Zwischen 1937 und 1942 lief bei Mercedes-Benz der Typ W142, landläufig als 320 bekannt, vom Band. Fahrwerksseitig übernahm man dabei die Basis des Vorgängermodells 290 (W18) mit Querblattfeder und Schraubenfedern an der Vorderachse sowie einer Pendelachse hinten. Zwei verschiedene Radstände sowie diverse verschiedene Werkskarosserien oder nackte Chassis standen den Kunden zur Wahl. Unter der Motorhaube saß der namensgebende, 3,2 Liter große Reihensechszylindermotor mit 57 kW/78 PS und 218 Newtonmetern Drehmoment. Über ein Viergang-Getriebe gelangen die Kräfte auf die Hinterräder.
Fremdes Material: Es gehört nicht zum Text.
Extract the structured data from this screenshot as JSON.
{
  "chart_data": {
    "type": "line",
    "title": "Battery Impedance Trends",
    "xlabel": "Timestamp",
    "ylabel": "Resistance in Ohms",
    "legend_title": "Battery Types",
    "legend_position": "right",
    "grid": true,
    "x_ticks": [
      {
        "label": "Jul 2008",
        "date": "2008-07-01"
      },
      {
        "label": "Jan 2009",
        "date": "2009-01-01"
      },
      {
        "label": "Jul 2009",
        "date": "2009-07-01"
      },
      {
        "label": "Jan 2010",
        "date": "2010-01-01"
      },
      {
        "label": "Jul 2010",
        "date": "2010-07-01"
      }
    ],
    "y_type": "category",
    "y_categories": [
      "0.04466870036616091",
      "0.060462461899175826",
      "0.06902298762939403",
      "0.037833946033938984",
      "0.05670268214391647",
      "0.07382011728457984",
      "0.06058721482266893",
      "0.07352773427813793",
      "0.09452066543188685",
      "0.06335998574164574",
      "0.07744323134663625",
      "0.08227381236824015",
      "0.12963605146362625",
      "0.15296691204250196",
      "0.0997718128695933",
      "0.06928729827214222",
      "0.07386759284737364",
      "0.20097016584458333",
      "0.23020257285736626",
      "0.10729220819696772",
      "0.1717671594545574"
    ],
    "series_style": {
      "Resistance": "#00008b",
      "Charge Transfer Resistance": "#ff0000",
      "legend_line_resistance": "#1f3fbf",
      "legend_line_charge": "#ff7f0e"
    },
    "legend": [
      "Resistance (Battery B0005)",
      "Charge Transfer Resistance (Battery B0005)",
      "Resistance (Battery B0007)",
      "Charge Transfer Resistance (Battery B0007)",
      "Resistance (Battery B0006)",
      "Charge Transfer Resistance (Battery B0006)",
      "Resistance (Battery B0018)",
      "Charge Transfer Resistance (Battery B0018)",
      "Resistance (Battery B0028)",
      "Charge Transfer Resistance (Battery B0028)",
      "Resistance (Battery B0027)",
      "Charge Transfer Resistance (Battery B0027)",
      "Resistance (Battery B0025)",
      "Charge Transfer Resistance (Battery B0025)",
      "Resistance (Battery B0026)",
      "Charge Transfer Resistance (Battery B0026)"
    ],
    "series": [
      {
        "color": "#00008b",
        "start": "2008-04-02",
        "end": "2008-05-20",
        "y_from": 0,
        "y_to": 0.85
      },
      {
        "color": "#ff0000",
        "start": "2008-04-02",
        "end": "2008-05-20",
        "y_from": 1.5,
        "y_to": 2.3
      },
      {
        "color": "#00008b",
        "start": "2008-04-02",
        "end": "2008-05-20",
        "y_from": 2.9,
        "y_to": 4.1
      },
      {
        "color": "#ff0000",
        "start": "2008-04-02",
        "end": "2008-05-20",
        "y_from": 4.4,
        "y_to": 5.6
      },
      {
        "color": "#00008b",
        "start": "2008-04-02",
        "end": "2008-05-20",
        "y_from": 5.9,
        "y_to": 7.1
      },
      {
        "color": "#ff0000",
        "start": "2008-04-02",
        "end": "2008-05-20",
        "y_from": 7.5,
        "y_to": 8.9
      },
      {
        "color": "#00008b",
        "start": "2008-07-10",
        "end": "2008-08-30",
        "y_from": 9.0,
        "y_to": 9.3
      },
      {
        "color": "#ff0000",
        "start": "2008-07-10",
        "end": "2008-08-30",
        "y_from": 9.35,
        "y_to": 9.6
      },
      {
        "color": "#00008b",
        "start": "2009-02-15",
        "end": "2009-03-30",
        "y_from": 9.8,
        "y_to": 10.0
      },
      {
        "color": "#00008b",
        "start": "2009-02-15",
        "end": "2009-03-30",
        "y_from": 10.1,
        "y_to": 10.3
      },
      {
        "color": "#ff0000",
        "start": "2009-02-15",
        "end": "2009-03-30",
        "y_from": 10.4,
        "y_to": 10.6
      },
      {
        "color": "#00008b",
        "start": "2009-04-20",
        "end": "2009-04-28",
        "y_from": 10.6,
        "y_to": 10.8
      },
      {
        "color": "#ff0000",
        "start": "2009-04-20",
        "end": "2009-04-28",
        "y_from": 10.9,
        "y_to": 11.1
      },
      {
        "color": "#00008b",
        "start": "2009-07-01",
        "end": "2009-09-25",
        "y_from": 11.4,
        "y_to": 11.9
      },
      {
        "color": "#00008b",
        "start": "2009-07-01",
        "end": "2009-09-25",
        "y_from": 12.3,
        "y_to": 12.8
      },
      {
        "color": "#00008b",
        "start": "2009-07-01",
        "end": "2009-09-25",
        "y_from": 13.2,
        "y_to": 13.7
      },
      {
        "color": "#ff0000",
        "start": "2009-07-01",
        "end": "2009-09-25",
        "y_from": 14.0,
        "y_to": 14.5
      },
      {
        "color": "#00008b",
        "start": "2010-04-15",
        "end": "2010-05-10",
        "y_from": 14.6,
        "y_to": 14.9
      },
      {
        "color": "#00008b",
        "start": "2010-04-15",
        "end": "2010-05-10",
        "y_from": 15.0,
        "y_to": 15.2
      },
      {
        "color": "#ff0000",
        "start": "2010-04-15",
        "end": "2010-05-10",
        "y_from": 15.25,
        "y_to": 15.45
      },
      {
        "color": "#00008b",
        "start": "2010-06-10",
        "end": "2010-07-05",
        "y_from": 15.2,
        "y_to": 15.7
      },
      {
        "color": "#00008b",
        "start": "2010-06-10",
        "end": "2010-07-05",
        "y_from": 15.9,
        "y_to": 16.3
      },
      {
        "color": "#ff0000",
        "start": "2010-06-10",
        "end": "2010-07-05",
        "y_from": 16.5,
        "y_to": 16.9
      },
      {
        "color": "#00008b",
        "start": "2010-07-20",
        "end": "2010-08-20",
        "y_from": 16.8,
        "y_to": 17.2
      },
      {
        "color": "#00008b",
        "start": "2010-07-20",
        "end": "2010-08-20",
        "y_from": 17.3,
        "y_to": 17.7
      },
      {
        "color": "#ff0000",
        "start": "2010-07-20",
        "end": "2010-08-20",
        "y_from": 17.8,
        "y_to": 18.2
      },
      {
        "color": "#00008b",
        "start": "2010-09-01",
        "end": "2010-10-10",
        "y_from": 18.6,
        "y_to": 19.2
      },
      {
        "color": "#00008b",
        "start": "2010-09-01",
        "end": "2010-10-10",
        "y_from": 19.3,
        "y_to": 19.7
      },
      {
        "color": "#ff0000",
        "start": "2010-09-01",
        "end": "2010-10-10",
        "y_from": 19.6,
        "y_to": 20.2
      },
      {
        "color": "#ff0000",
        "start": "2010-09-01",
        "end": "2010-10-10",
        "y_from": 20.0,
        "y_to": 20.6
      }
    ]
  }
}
Je nach Karosserieform versprach Mercedes-Benz bis zu 126 km/h Höchstgeschwindigkeit. Insgesamt entstanden bis zur kriegsbedingten Fertigungseinstellung rund 5.000 Exemplare.
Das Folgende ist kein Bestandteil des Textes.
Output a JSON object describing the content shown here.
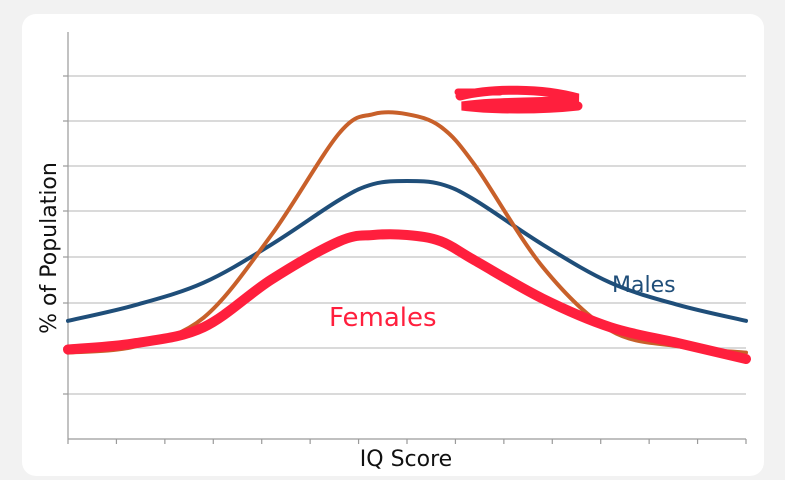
{
  "chart_data": {
    "type": "line",
    "xlabel": "IQ Score",
    "ylabel": "% of Population",
    "x_range": [
      0,
      100
    ],
    "y_range": [
      0,
      100
    ],
    "grid": "horizontal",
    "x": [
      0,
      10,
      20,
      30,
      40,
      45,
      50,
      55,
      60,
      70,
      80,
      90,
      100
    ],
    "series": [
      {
        "name": "Males",
        "color": "#1f4e79",
        "values": [
          23,
          28,
          35,
          47,
          61,
          66,
          67,
          66,
          61,
          47,
          35,
          28,
          23
        ]
      },
      {
        "name": "",
        "color": "#c8602a",
        "values": [
          13,
          15,
          24,
          50,
          82,
          88,
          88,
          84,
          72,
          40,
          20,
          15,
          13
        ]
      },
      {
        "name": "Females",
        "color": "#ff1f3d",
        "values": [
          14,
          16,
          21,
          36,
          48,
          50,
          50,
          48,
          42,
          30,
          21,
          16,
          11
        ]
      }
    ],
    "annotations": [
      {
        "text": "Males",
        "color": "#1f4e79"
      },
      {
        "text": "Females",
        "color": "#ff1f3d"
      }
    ]
  }
}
Soviel zur Vorgeschichte. Wie beschrieben entstanden nach dem Zweiten Weltkrieg bei Wendler einige Ponton-Karosserien für Fahrgestelle aus der Vorkriegszeit. Vermutlich waren darunter nur insgesamt vier Cabriolets, von denen eins auf das Chassis eines 1937er Mercedes-Benz 320 gesetzt wurde. Im Kundenauftrag entstand dabei ein schön geformtes Fahrzeug, das neben den damals modernen Ponton-Formen mit integrierten Kotflügeln und ohne seitliche Trittbretter die typischen, hinten angeschlagenen ‚Selbstmördertüren‘ aus Vorkriegstagen beibehielt. Zwischen Türen und Vorderrädern brachte Wendler hinter geschickt verborgenen Klappen die Ersatzräder unter. Ein knapp geschnittenes Stoffverdeck lässt den Wagen auch geschlossen sportlich erscheinen. Im breiten Kühlergrill fand ein Zusatzscheinwerfer seinen Platz, während das berühmte Markenlogo der Stuttgarter an der Front lediglich als kleines Emblem auf der Motorhaube vorkommt. Am Heck prangt der dreizackige Stern dafür verchromt und ein wenig größer.
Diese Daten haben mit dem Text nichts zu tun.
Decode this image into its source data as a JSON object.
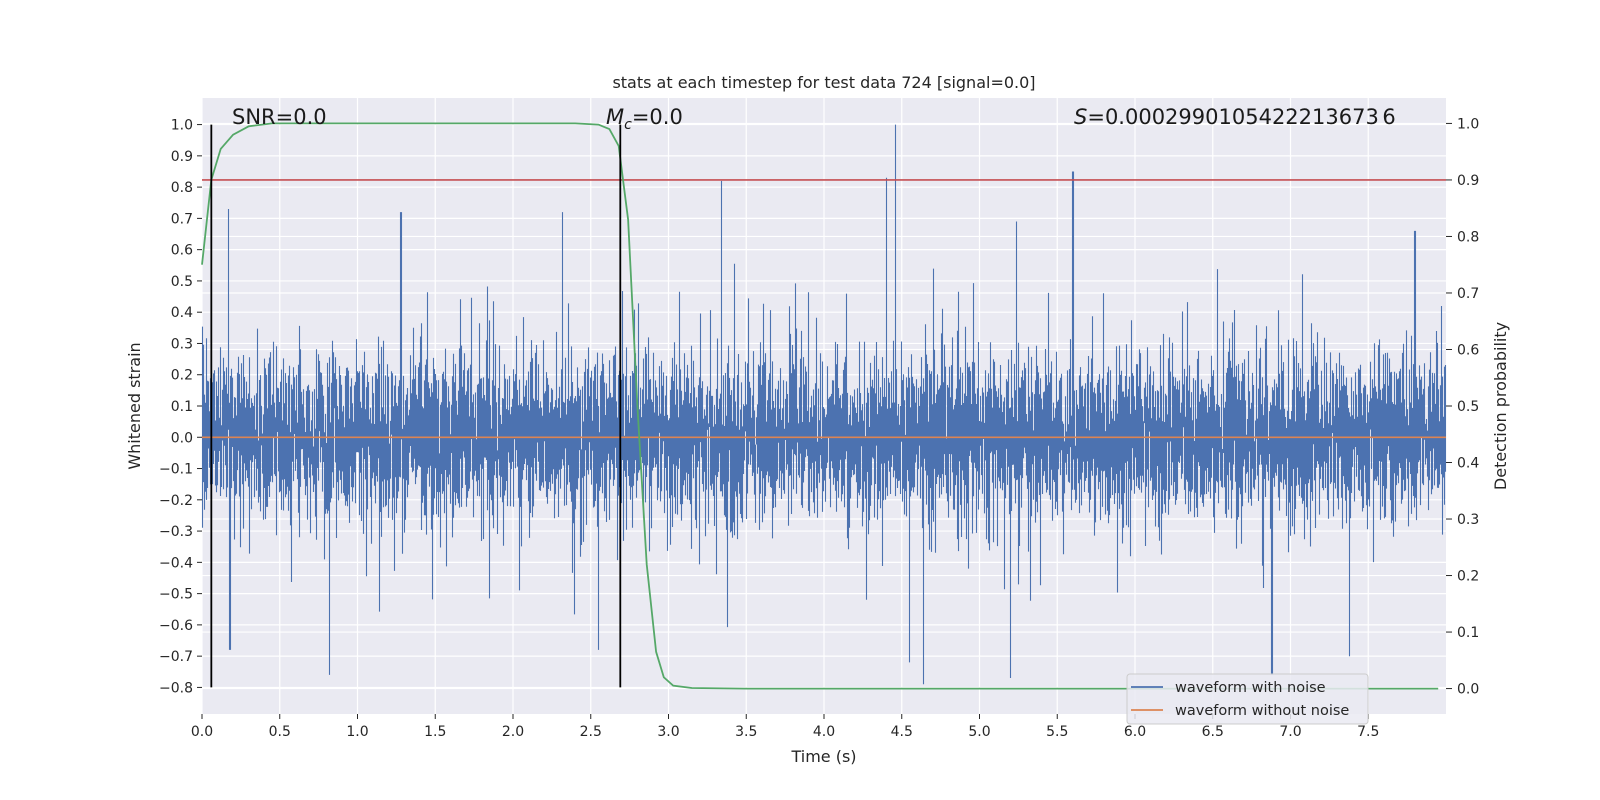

Genau dieses Einzelstück wurde 1950 in einem Artikel der Fachzeitschrift ‚Das Auto‘ abgedruckt und für den Messestand von Wendler auf dem Autosalon Reutlingen genutzt. Anschließend sind bis heute lediglich zwei Besitzer im Brief verzeichnet. In den 1980er Jahren erfolgte eine fünfjährige Restaurierung in Augsburg. 1994 kaufte der heutige Besitzer das Fahrzeug und nutzte es seither regelmäßig für Oldtimer-Ausfahrten. Nun steht der Mercedes-Benz 320 mit der Cabriolet-Karosserie von Wendler auf der Techno Classica.